Infinite-dimensional inner product space: if $A \geq 0$ and if $\langle Ax, x\rangle = 0$ for some $x$, then $Ax = 0$.

Exercise 8, Section 82 from PR Halmos's Finite-Dimensional Vector Spaces, 2nd Edition

If $A$ is a positive semidefinite operator, and if $\langle Ax, x\rangle = 0$ for some vector $x$, show that $Ax = 0$. The underlying inner product space is not specified as finite-dimensional. The scalar field is not specified as real or complex.


I am able to establish the assertion assuming that the inner product space is finite-dimensional. Struggling with extending the argument to infinite-dimensional spaces however.

My argument for the finite-dimensional case goes as follows. Section 82 ("Functions of Transformations") of the book argues that every positive operator on a finite-dimensional inner product has a positive square root (function) associated. Thus, we observe that $0 = \langle Ax, x\rangle $ $= \langle \sqrt A \sqrt Ax, x\rangle$ $= \langle \sqrt Ax, {\sqrt A}^*x\rangle$ $= \langle \sqrt Ax, \sqrt Ax\rangle$ $= \Vert \sqrt Ax \Vert^2$ $\implies$ $\sqrt Ax = 0$ $\implies \sqrt A \sqrt Ax = 0$ $\implies Ax = 0$.

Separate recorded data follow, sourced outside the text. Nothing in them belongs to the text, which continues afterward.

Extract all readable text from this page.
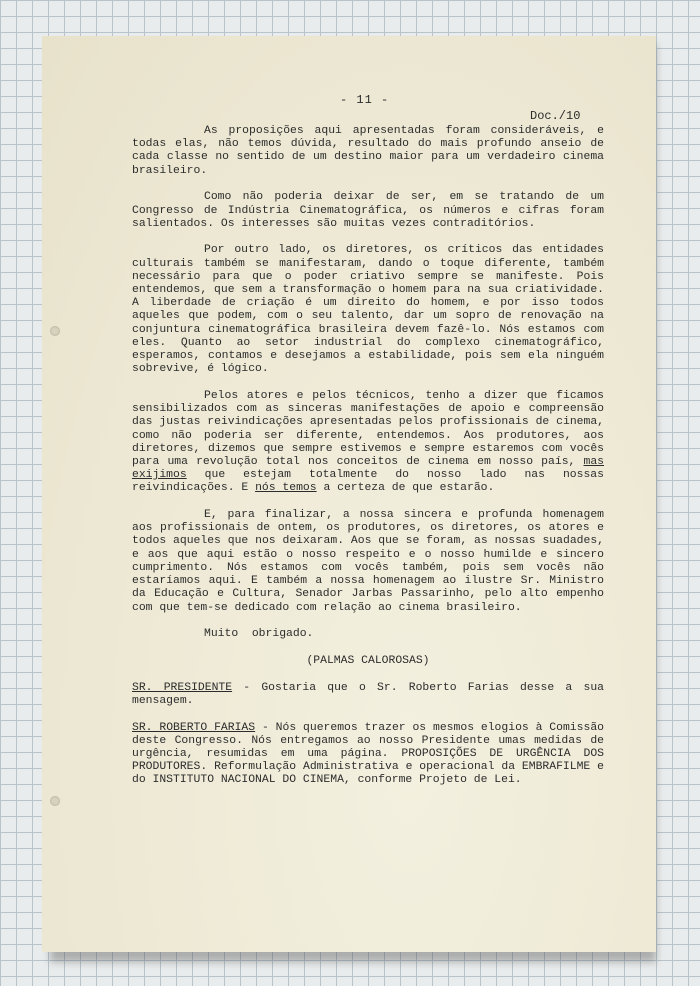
- 11 -
Doc./10

As proposições aqui apresentadas foram consideráveis, e todas elas, não temos dúvida, resultado do mais profundo anseio de cada classe no sentido de um destino maior para um verdadeiro cinema brasileiro.

Como não poderia deixar de ser, em se tratando de um Congresso de Indústria Cinematográfica, os números e cifras foram salientados. Os interesses são muitas vezes contraditórios.

Por outro lado, os diretores, os críticos das entidades culturais também se manifestaram, dando o toque diferente, também necessário para que o poder criativo sempre se manifeste. Pois entendemos, que sem a transformação o homem para na sua criatividade. A liberdade de criação é um direito do homem, e por isso todos aqueles que podem, com o seu talento, dar um sopro de renovação na conjuntura cinematográfica brasileira devem fazê-lo. Nós estamos com eles. Quanto ao setor industrial do complexo cinematográfico, esperamos, contamos e desejamos a estabilidade, pois sem ela ninguém sobrevive, é lógico.

Pelos atores e pelos técnicos, tenho a dizer que ficamos sensibilizados com as sinceras manifestações de apoio e compreensão das justas reivindicações apresentadas pelos profissionais de cinema, como não poderia ser diferente, entendemos. Aos produtores, aos diretores, dizemos que sempre estivemos e sempre estaremos com vocês para uma revolução total nos conceitos de cinema em nosso país, mas exijimos que estejam totalmente do nosso lado nas nossas reivindicações. E nós temos a certeza de que estarão.

E, para finalizar, a nossa sincera e profunda homenagem aos profissionais de ontem, os produtores, os diretores, os atores e todos aqueles que nos deixaram. Aos que se foram, as nossas suadades, e aos que aqui estão o nosso respeito e o nosso humilde e sincero cumprimento. Nós estamos com vocês também, pois sem vocês não estaríamos aqui. E também a nossa homenagem ao ilustre Sr. Ministro da Educação e Cultura, Senador Jarbas Passarinho, pelo alto empenho com que tem-se dedicado com relação ao cinema brasileiro.

Muito  obrigado.

(PALMAS CALOROSAS)

SR. PRESIDENTE - Gostaria que o Sr. Roberto Farias desse a sua mensagem.

SR. ROBERTO FARIAS - Nós queremos trazer os mesmos elogios à Comissão deste Congresso. Nós entregamos ao nosso Presidente umas medidas de urgência, resumidas em uma página. PROPOSIÇÕES DE URGÊNCIA DOS PRODUTORES. Reformulação Administrativa e operacional da EMBRAFILME e do INSTITUTO NACIONAL DO CINEMA, conforme Projeto de Lei.
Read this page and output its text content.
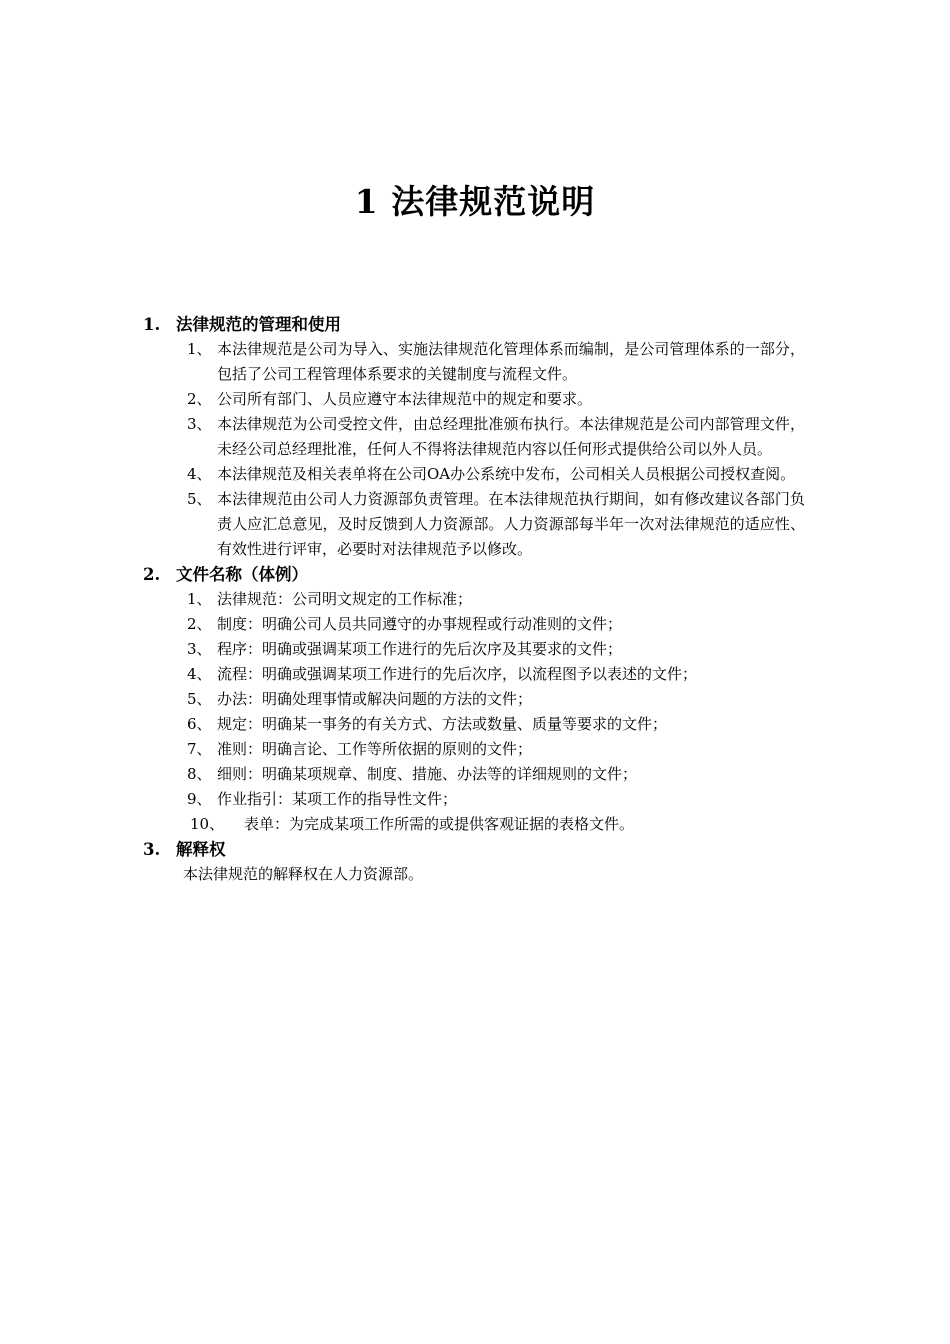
1 法律规范说明
1. 法律规范的管理和使用
1、 本法律规范是公司为导入、实施法律规范化管理体系而编制，是公司管理体系的一部分，包括了公司工程管理体系要求的关键制度与流程文件。
2、 公司所有部门、人员应遵守本法律规范中的规定和要求。
3、 本法律规范为公司受控文件，由总经理批准颁布执行。本法律规范是公司内部管理文件，未经公司总经理批准，任何人不得将法律规范内容以任何形式提供给公司以外人员。
4、 本法律规范及相关表单将在公司OA办公系统中发布，公司相关人员根据公司授权查阅。
5、 本法律规范由公司人力资源部负责管理。在本法律规范执行期间，如有修改建议各部门负责人应汇总意见，及时反馈到人力资源部。人力资源部每半年一次对法律规范的适应性、有效性进行评审，必要时对法律规范予以修改。
2. 文件名称（体例）
1、 法律规范：公司明文规定的工作标准；
2、 制度：明确公司人员共同遵守的办事规程或行动准则的文件；
3、 程序：明确或强调某项工作进行的先后次序及其要求的文件；
4、 流程：明确或强调某项工作进行的先后次序，以流程图予以表述的文件；
5、 办法：明确处理事情或解决问题的方法的文件；
6、 规定：明确某一事务的有关方式、方法或数量、质量等要求的文件；
7、 准则：明确言论、工作等所依据的原则的文件；
8、 细则：明确某项规章、制度、措施、办法等的详细规则的文件；
9、 作业指引：某项工作的指导性文件；
10、 表单：为完成某项工作所需的或提供客观证据的表格文件。
3. 解释权
本法律规范的解释权在人力资源部。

Unclear on how to extend this argument to the infinite-dimensional case. Would appreciate an advice. Thanks.


Solution 1:

The map $(y,z)\mapsto \langle Ay,z\rangle$ is a semi-inner product (i.e. it satisfies the same conditions as an inner product except for positive definiteness, which is replaced by positive semi-definiteness). In particular, the Cauchy-Schwarz inequality applied to $y=x$ and $z=Ax$ gives: $$ \lvert \langle Ax,Ax\rangle\rvert\leq \langle Ax,x\rangle^{1/2}\langle A(Ax),Ax\rangle^{1/2}=0. $$ Thus $Ax=0$.

Solution 2:

Suppose that $(Ax,x) = 0$, but $Ax \neq 0$. Consider the vector $v = Ax + tx$, with $t \in \Bbb R$. We have $$ (Av,v) = (A^2x+tAx,Ax+tx) = (x,Ax)t^2 + [(A^2x,x) + (Ax,Ax)]t + (A^2x,Ax)\\ = 2\|Ax\|^2 t + (A^2x,Ax). $$ We see that for a "sufficiently negative" $t$ ($t < -\frac{(A^2x,Ax)}{2\|Ax\|^2}$), $(Av,v)$ must be negative. So, $A$ cannot be positive semidefinite.